Cuadrilla’s Two-Year U.K. Fracking Battle Nears Conclusion

  • Practice was banned for one year in 2011 after earthquakes
  • Ruling on permission to frack due after 7-month deliberation

A two-and-a-half year battle over whether Cuadrilla Resources Ltd. can hydraulically fracture as many as eight wells in the British countryside is scheduled to end with an announcement from the government.

U.K. Secretary of State for Communities Sajid Javid has said he will make a decision on whether Cuadrilla can resume work after the company caused two small earthquakes at a separate site in 2011. A one-year ban on fracking followed the tremors and exploration of the U.K.’s shale basins using the technique has been effectively paused for five years.

The ruling will be the final word on whether Cuadrilla can move forward, unless opponents to the decision mount a legal challenge, and the decision is a bellwether for the European gas industry.
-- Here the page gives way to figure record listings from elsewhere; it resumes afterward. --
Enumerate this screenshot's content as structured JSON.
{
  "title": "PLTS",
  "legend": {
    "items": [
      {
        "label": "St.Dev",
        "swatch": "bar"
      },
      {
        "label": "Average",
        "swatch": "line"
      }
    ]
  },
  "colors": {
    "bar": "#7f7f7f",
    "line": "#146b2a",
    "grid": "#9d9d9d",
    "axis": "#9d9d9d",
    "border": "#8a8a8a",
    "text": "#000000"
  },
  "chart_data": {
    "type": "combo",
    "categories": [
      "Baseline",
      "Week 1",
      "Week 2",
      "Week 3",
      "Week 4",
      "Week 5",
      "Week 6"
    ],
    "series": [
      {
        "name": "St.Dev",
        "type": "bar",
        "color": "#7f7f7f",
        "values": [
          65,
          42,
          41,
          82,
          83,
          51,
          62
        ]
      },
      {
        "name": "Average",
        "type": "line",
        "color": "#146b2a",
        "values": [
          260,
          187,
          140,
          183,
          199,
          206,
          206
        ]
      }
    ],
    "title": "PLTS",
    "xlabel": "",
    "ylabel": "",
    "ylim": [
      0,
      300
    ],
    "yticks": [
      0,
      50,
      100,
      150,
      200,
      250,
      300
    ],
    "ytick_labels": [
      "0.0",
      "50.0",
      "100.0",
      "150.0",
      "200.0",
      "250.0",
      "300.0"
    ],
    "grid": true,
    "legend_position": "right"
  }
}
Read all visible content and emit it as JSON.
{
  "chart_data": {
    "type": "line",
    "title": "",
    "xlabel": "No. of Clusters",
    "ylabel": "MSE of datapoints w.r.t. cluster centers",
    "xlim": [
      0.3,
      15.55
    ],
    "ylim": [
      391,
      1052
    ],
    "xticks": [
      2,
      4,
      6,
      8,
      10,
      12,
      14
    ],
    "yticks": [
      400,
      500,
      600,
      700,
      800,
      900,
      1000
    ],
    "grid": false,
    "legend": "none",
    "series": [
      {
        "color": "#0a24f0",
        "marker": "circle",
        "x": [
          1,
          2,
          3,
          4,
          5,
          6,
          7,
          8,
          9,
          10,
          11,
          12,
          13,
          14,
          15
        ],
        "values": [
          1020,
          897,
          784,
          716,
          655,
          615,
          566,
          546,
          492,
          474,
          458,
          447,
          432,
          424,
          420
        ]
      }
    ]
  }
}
As domestic gas supplies decline, other U.K. fracking hopefuls from Ineos Group Holdings Ltd. to IGas Energy Plc are seeking clues about sentiment toward the controversial practice.

“An authorization will allow the U.K. to see if they can extract this unconventional resource in a competitive way,” Thierry Bros, a senior research fellow at the Oxford Institute for Energy Studies and a former gas analyst at Societe Generale SA, said by e-mail. “If this is not possible, like Poland, then this will not happen anywhere in Europe.”

Cuadrilla CEO Francis Egan has said approval will give the country a better sense of its shale gas resource base and may quell opposition to the practice if the wells are drilled without any incidents. If it can be done in a profitable way, it will push other European states from France to Germany and the Netherlands to review bans on the practice, said Bros.

“We’re confident” the decision will be positive tomorrow, Andrew Quarles, technical director at Cuadrilla, said in an interview at the Alfaenergy conference in London. He said with an approval, work on the site would probably start in about a year and a half.

The permits to drill in Lancashire, in northwest England, were rejected last year in June by the local county council which said Cuadrilla would generate too much traffic. The London-based company appealed the ruling and Javid’s predecessor Greg Clark said the challenge would be decided on a state level because U.K. gas supply is in the national interest.

Cuadrilla’s efforts have divided locals, with many forcefully opposing fracking. A petition to uphold the initial rejection of the company’s application, initially made in 2014, was delivered to the Department of Communities and Local Government with more than 180,000 signatures in June.

Another shale drilling application is under consideration this week. IGas Energy Plc is seeking to drill in Nottinghamshire, England, though its proposal doesn’t include fracking.